OtomotO 19 hours ago
So an OPEN model that I can run on my own fucking hardware will entrench China in global supply and logistics how?
Contrary: How will the closed, proprietary models from Anthropic, "Open"AI and Co. lead us all to freedom? Freedom of what exactly? Freedom of my money?
At some point this "anti-communism" bullshit propaganda has to stop.
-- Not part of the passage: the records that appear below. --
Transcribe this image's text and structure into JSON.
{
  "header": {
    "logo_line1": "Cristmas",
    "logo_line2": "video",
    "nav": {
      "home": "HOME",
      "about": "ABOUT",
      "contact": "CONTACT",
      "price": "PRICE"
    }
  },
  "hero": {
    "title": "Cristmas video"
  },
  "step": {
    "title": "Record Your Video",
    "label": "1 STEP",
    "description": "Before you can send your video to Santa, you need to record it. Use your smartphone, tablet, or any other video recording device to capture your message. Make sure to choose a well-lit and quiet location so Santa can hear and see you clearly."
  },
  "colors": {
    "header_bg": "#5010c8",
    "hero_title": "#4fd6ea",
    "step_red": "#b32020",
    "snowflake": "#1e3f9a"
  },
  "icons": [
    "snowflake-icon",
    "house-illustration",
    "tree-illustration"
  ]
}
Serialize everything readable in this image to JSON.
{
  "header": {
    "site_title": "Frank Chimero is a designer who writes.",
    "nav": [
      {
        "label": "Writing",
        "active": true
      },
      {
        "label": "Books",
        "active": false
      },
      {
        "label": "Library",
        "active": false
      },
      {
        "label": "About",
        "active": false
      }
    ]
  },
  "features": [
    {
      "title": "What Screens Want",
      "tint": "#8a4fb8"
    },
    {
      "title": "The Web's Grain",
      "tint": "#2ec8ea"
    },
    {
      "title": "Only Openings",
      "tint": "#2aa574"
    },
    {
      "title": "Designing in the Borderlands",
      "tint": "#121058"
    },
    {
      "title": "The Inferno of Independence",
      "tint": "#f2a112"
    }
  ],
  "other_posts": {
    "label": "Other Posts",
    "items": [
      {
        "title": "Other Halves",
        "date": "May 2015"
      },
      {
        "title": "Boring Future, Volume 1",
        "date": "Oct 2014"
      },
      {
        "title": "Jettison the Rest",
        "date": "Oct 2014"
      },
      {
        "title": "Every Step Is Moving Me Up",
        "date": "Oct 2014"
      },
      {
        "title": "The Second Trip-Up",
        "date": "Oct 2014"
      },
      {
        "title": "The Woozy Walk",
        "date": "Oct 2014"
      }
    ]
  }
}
And that moment was decades ago!
- Zetaphor 19 hours ago
  
  Anything that isn't explicitly to the benefit of US interests must be against them /s
grttsww 19 hours ago
So what?
I still prefer that over US total dominance.
Let them fight it out.
- joquarky 18 hours ago
  
  Yeah, a lot of people are still living within the paradigm of tribalism: my team good, other team bad.
  But the events of the past decade or so have clearly demonstrated that there are no "good" actors.
  I personally couldn't care less who wins in the China vs US AI competition, both sides have a long list of pros and cons.
- spwa4 19 hours ago
  
  I'd get a bit informed about what exactly Chinese dominance entails. Ask a few Uyghurs, Cantonese Hong Kongers, or even Tibetans.
  Then decide ...
  
  4 replies →
darkwater 19 hours ago

Well, isn't this what the US and really any other power in the world has always done, since forever?

ai_fry_ur_brain 18 hours ago

Why is it sad? These things are useles all around, along with the people who overuse them.

It would be a great day for humanity if people would stopping glazing text autocomplete as revolutionary.